Secondly, we are now immersed in a new technological environment that allows much more interesting forms of communication and public involvement. With the development of digital technologies, everything has become potentially interactive; of course this also includes images, which are no longer static but dynamic. Affected by technologies in which intelligence prevails over memory, images too become processes; hence they may be opened up to public interaction. At the same time, the new flows of communication make it possible to have more advanced forms of public participation, from simple interactivity right up to interactive decision-making, in which the interaction among the participants (mediated by the installation device) may give rise, for example, to constantly evolving images.
I have carried out many experiments in this direction, where the focus was on the intersection of generative art, public art and mobile electronic democracy (technologies of participation using mobile phones): vast streams of images projected in public spaces and destined to evolve over time, going off in unpredictable directions decided by the public, who can interact from their mobile phone in a manner similar to certain applications of electronic democracy. I think a generative process of this kind  may be more surprising and obscure than a generative process based only on software. This opens up the possibility of art which is generative, interactive and public; and the SMS Mediated Sublime and the CIM series are an initial experiment in this direction.
 Perhaps this can be explained more clearly if one starts from the notion of the technological sublime.
[...]Of course artworks to which the notion of technological sublime can apply are quite heterogeneous. In my installations, technological processes are activated in a minimal and abstract way. My installations (the Sealed Computers, the Programmed Machines, the CIMs...) are devices that work, and that's it. They don't want to produce meanings and symbolic content. Rather they give rise to an experience (delegating to the machine, distancing from the work of the artist, and the very experience of the technological sublime), and they try to transform it into a theoretical object. 

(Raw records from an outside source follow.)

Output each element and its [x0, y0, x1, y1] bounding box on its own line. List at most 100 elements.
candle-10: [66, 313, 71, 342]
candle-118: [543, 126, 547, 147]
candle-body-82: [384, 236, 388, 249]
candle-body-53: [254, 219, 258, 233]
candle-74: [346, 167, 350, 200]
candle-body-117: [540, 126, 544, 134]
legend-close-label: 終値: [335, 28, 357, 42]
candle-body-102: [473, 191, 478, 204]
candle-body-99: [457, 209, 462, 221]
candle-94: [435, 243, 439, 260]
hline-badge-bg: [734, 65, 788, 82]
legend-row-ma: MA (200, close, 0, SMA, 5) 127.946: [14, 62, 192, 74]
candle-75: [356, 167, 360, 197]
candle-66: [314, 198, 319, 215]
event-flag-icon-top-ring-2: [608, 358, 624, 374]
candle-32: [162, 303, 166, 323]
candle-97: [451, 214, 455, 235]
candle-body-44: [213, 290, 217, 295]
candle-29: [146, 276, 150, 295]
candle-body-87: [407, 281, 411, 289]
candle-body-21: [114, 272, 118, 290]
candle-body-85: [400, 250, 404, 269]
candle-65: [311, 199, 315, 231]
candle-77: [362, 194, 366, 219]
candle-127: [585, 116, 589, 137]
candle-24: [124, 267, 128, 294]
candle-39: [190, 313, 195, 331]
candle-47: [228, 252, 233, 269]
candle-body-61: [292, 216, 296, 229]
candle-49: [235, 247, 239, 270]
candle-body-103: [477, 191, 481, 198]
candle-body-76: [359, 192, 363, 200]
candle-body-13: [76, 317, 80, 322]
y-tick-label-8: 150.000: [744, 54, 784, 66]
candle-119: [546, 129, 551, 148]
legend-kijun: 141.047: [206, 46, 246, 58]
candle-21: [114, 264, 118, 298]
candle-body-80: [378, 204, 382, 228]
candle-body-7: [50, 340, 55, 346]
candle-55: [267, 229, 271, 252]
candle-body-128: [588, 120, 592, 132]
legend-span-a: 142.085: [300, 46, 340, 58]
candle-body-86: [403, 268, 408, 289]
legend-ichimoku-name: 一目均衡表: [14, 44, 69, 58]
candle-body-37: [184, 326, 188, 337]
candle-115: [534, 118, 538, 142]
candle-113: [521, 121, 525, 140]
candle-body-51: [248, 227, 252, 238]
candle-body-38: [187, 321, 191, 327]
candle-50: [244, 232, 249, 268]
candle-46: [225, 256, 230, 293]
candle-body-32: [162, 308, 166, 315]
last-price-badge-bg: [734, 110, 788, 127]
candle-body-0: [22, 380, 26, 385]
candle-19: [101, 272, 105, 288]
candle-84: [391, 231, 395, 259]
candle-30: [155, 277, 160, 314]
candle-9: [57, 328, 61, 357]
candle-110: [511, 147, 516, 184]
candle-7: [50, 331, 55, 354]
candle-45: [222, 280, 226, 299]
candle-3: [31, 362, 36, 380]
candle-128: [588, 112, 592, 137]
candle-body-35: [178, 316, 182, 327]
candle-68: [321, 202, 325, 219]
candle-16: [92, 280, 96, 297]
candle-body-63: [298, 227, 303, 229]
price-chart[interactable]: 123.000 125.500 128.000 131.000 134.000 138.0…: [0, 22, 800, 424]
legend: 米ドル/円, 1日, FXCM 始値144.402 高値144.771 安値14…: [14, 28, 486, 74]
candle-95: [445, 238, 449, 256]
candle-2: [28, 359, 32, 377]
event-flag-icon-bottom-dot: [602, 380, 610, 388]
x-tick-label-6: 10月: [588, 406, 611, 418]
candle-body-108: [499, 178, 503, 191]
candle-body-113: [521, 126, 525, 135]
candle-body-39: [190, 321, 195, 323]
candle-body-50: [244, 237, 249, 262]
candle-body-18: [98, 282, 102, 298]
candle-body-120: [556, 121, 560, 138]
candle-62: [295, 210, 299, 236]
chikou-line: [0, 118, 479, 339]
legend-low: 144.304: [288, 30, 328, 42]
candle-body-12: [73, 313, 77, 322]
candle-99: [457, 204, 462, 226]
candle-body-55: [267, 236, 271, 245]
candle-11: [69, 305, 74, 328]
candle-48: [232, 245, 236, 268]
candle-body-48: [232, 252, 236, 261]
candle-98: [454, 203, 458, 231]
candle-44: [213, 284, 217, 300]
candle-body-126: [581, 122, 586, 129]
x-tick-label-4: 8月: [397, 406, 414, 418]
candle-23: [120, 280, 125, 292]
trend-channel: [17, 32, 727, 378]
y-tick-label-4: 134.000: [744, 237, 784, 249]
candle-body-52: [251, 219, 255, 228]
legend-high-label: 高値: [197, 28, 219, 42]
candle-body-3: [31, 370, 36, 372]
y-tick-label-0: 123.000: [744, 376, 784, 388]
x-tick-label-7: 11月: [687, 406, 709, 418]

Perhaps this could be traced back to conceptual art (albeit with a significant difference that comes from the fact that here the theoretical object coincides with the medium and with its self-sufficient functioning). I find it interesting that Sol LeWitt, to express the notion that in conceptual art the idea is more important than the work, and that the execution becomes secondary, has used the phrase: The idea becomes a machine that makes art. Clearly, when LeWitt used the metaphor of the 'machine' in 1967, he had in mind a machine that carries out specific predictable tasks mechanically, not a machine which, like my installations, can make decisions and operate autonomously. Perhaps one might say that, with the new technologies, the idea has partly moved into the machine. For this reason I think that conceptual art, as a self-reflective process about art, now can find delegating to the machine, and the growing distance between the artist and his work, an interesting subject of research.